'Love: more than pursuit, less than perfection,' writes Debotri Dhar in her
introduction to this book, and reminds us that love/desire is as much art as
accident, and as full of light and clarity as it is of darkness and confusion. In
the twelve essays that comprise this thoroughly engaging, eclectic collection,
scholars, critics, storytellers and journalists examine some of the myriad aspects
of this emotion-its 'complexities, in-betweenness'; its 'being and becoming'.
In the opening essays, we get a historical and cultural perspective on
'traditional love' through discussions of 'swayamvara, arranged marriages, and
desi romance'; ruminations on the immortal love of Radha and Krishna; and
the story of a sexually desiring and desired courtesan or nagarvadhu. In the
essays that follow, the politics of love is discussed and debated from a variety
of angles: from the love jihad campaign against inter-religious marriage, to a
critique of the savarna gaze in Indian cultural iconography and its meaning for
inter-caste love; from India's legal battle to decriminalize same-sex love, to
the subversive threat in single women's self-love.

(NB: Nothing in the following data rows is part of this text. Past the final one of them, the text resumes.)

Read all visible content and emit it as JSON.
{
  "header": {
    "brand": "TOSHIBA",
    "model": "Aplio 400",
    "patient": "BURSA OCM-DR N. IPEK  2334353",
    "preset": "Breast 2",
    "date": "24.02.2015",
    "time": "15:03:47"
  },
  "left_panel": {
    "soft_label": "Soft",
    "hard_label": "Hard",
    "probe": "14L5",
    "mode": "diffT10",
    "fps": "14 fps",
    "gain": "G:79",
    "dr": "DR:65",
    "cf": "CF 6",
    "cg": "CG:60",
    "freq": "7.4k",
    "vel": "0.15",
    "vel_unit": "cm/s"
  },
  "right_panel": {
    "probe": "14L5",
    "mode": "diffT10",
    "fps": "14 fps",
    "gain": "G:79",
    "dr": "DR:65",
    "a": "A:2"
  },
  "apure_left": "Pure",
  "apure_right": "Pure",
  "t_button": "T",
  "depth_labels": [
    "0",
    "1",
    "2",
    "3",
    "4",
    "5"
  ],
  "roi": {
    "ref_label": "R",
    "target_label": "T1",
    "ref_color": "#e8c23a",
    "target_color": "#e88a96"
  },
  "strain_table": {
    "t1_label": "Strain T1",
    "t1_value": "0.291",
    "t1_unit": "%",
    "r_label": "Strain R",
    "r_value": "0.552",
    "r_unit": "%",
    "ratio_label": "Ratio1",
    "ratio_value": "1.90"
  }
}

The book also includes intriguing and exquisite portrayals of love in
literature-from Urdu shayari and the barahmasa (songs of longing for the
twelve months of the year), to the city fictions of love through Rome, Sydney,
Buenos Aires, Istanbul and Delhi.
With essays by some of the most distinctive writers of our time, this
delightful, wide-ranging volume certainly suggests that love is not just a word.